In short, chemical drain cleaners can usually take care of a clog. However, it's more of a question as to which drain cleaner works best for which clog, because if you use the wrong drain cleaner, it simply won't work.
Grease and Food
Clogs like grease, food, and other slimy bits tend to happen in the kitchen. One way to prevent this is to simply not clog up your sink with it. Throw your food in the trash, making sure not to let any small pieces into the sink. Put your grease in a can or other disposable object, instead of the sink. Grease is not meant to be poured down the drain. It coats the drain and causes it to grow smaller and small until water molecules simply can't pass through it any longer.
For grease and food clogs, it's best to use a sulfuric acid-based product. These products include Drain Snake, Clobber, and others. Because they're sulfuric acid-based, they will smell terrible and strong, but they'll get rid of that clog much easier than if you were to use the wrong product.
Hair and Soap
Soap scum, hair, and other similar messes tend to clog up drains in bathroom sinks, tubs, and showers, mostly. For clogs such as these, it's best to use lye-based or sodium hydroxide-based products. These are usually marketed as products like Drain-O, Open Wide, and Glug. For simple clogs like this, lye or sodium hydroxide will clear that right up.
Sometimes, drains are slowed by urine salts or hard water. This is commonly found in the bathroom, but can happen to all drains in the house. A simple fix is to use hydrochloric acid-based products, like D.E. Cleaner. This is also good if you want to speed up your drains a bit even if there isn't a buildup of salts or hard water.
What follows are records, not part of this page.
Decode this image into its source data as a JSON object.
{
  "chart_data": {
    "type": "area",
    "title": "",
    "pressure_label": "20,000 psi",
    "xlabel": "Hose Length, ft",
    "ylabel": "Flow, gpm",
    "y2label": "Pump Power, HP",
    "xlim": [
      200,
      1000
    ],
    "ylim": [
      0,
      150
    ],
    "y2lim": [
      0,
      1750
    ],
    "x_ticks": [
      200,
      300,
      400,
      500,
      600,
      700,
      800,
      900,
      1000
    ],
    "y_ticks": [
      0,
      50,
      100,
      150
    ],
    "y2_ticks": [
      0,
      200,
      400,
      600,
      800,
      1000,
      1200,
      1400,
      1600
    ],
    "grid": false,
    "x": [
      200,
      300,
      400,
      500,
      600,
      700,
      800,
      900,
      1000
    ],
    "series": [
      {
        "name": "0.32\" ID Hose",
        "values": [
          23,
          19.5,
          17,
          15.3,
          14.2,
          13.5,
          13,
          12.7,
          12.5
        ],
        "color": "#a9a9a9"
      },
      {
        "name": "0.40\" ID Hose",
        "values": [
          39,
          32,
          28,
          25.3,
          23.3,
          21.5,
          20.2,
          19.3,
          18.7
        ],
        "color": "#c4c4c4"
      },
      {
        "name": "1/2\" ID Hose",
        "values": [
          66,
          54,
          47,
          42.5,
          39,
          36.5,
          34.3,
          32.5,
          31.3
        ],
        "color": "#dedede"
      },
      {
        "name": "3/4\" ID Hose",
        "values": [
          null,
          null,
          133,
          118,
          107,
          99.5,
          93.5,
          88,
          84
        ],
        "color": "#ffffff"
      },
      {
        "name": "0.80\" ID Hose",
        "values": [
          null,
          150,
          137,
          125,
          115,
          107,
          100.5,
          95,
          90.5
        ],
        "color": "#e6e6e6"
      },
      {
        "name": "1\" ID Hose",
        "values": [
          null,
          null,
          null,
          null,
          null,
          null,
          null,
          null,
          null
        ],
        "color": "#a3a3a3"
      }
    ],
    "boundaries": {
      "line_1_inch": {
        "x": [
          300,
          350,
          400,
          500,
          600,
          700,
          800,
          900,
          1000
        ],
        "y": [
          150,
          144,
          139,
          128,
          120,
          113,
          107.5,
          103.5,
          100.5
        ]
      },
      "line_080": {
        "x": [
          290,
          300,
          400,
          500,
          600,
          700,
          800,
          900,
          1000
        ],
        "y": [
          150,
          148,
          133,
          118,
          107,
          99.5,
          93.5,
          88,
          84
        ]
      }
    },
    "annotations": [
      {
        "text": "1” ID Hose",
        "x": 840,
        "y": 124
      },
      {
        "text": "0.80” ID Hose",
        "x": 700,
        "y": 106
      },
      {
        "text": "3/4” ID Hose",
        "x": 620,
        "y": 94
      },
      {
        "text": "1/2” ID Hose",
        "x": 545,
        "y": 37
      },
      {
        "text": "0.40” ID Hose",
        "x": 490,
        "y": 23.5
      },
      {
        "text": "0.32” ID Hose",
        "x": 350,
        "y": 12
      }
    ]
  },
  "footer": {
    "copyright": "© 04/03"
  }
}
You can't stop nature forever – even when it comes to roots and other herbs growing right into your pipes. Eventually, you'll have to repair your pipes and de-root whatever your problem may be, no matter how costly. A temporary solution, though, is to use herbicide-based products, like Rootx, Foaming Root Killer, and others. The products are designed to kill the roots after you've manually snaked your drain. It doesn't stop clogs very well, but will temporarily hold your problem at bay.
Most people are uninformed as to how to unclog their drain, mostly because they don't realize the difference in products and ingredients. Once you realize what you need, though, you'll be able to unclog your drain easier, no matter what the problem may be. Stay informed and make sure that you get your drains cleaned manually by your local plumber occasionally, so that you never actually have to face the threat of an annoying clog.